In May 2021, Polygon also announced the launch of a software development kit (SDK) that will enable developers to deploy their own Ethereum-connected standalone blockchains and Layer-2 protocols. Polygon’s SDK is designed to be a plug-and-play solution for developers to easily customize certain parameters like consensus mechanisms and synchronization schedules to optimize blockchain-based processes for particular platforms and tasks. Polygon’s approach in this regard is not unlike that of the Polkadot network, which supports a “multichain” network of interconnected and interoperable blockchains.
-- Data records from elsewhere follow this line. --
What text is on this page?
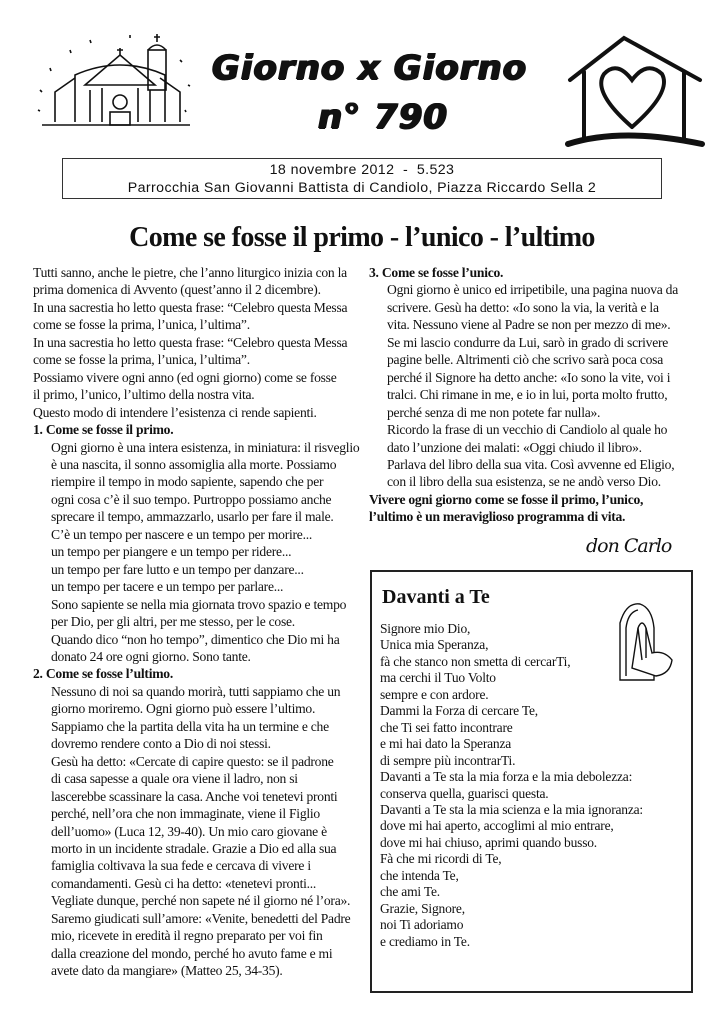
Giorno x Giorno
n° 790
18 novembre 2012  -  5.523
Parrocchia San Giovanni Battista di Candiolo, Piazza Riccardo Sella 2
Come se fosse il primo - l’unico - l’ultimo
Tutti sanno, anche le pietre, che l’anno liturgico inizia con la
prima domenica di Avvento (quest’anno il 2 dicembre).
In una sacrestia ho letto questa frase: “Celebro questa Messa
come se fosse la prima, l’unica, l’ultima”.
In una sacrestia ho letto questa frase: “Celebro questa Messa
come se fosse la prima, l’unica, l’ultima”.
Possiamo vivere ogni anno (ed ogni giorno) come se fosse
il primo, l’unico, l’ultimo della nostra vita.
Questo modo di intendere l’esistenza ci rende sapienti.
1. Come se fosse il primo.
Ogni giorno è una intera esistenza, in miniatura: il risveglio
è una nascita, il sonno assomiglia alla morte. Possiamo
riempire il tempo in modo sapiente, sapendo che per
ogni cosa c’è il suo tempo. Purtroppo possiamo anche
sprecare il tempo, ammazzarlo, usarlo per fare il male.
C’è un tempo per nascere e un tempo per morire...
un tempo per piangere e un tempo per ridere...
un tempo per fare lutto e un tempo per danzare...
un tempo per tacere e un tempo per parlare...
Sono sapiente se nella mia giornata trovo spazio e tempo
per Dio, per gli altri, per me stesso, per le cose.
Quando dico “non ho tempo”, dimentico che Dio mi ha
donato 24 ore ogni giorno. Sono tante.
2. Come se fosse l’ultimo.
Nessuno di noi sa quando morirà, tutti sappiamo che un
giorno moriremo. Ogni giorno può essere l’ultimo.
Sappiamo che la partita della vita ha un termine e che
dovremo rendere conto a Dio di noi stessi.
Gesù ha detto: «Cercate di capire questo: se il padrone
di casa sapesse a quale ora viene il ladro, non si
lascerebbe scassinare la casa. Anche voi tenetevi pronti
perché, nell’ora che non immaginate, viene il Figlio
dell’uomo» (Luca 12, 39-40). Un mio caro giovane è
morto in un incidente stradale. Grazie a Dio ed alla sua
famiglia coltivava la sua fede e cercava di vivere i
comandamenti. Gesù ci ha detto: «tenetevi pronti...
Vegliate dunque, perché non sapete né il giorno né l’ora».
Saremo giudicati sull’amore: «Venite, benedetti del Padre
mio, ricevete in eredità il regno preparato per voi fin
dalla creazione del mondo, perché ho avuto fame e mi
avete dato da mangiare» (Matteo 25, 34-35).
3. Come se fosse l’unico.
Ogni giorno è unico ed irripetibile, una pagina nuova da
scrivere. Gesù ha detto: «Io sono la via, la verità e la
vita. Nessuno viene al Padre se non per mezzo di me».
Se mi lascio condurre da Lui, sarò in grado di scrivere
pagine belle. Altrimenti ciò che scrivo sarà poca cosa
perché il Signore ha detto anche: «Io sono la vite, voi i
tralci. Chi rimane in me, e io in lui, porta molto frutto,
perché senza di me non potete far nulla».
Ricordo la frase di un vecchio di Candiolo al quale ho
dato l’unzione dei malati: «Oggi chiudo il libro».
Parlava del libro della sua vita. Così avvenne ed Eligio,
con il libro della sua esistenza, se ne andò verso Dio.
Vivere ogni giorno come se fosse il primo, l’unico,
l’ultimo è un meraviglioso programma di vita.
don Carlo
Davanti a Te
Signore mio Dio,
Unica mia Speranza,
fà che stanco non smetta di cercarTi,
ma cerchi il Tuo Volto
sempre e con ardore.
Dammi la Forza di cercare Te,
che Ti sei fatto incontrare
e mi hai dato la Speranza
di sempre più incontrarTi.
Davanti a Te sta la mia forza e la mia debolezza:
conserva quella, guarisci questa.
Davanti a Te sta la mia scienza e la mia ignoranza:
dove mi hai aperto, accoglimi al mio entrare,
dove mi hai chiuso, aprimi quando busso.
Fà che mi ricordi di Te,
che intenda Te,
che ami Te.
Grazie, Signore,
noi Ti adoriamo
e crediamo in Te.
If Polygon’s SDK becomes widely adopted and integrated, there’s potential for Ethereum to also develop into a multichain ecosystem.

Future of the Polygon Crypto Network

Many blockchain experts contend that the success of Polygon and networks like it in working toward increasingly effective scaling solutions for the Ethereum blockchain may mark a transition to a multichain future where popular dApps are incentivized to release deployments on more than one blockchain network in order to reach a wider audience and better serve their users. 

By leveraging deployments on multiple platforms, new protocols and dApps can more easily scale to a wider user base. With the development of additional scaling infrastructure and the potential transition toward a full-fledged multichain ecosystem, the Polygon crypto network hopes to transform Ethereum into an “Internet of Blockchains.” With more direct support from major Ethereum developers than ever before, and a short but successful track record, Polygon is well positioned to play a key role in such a transformation.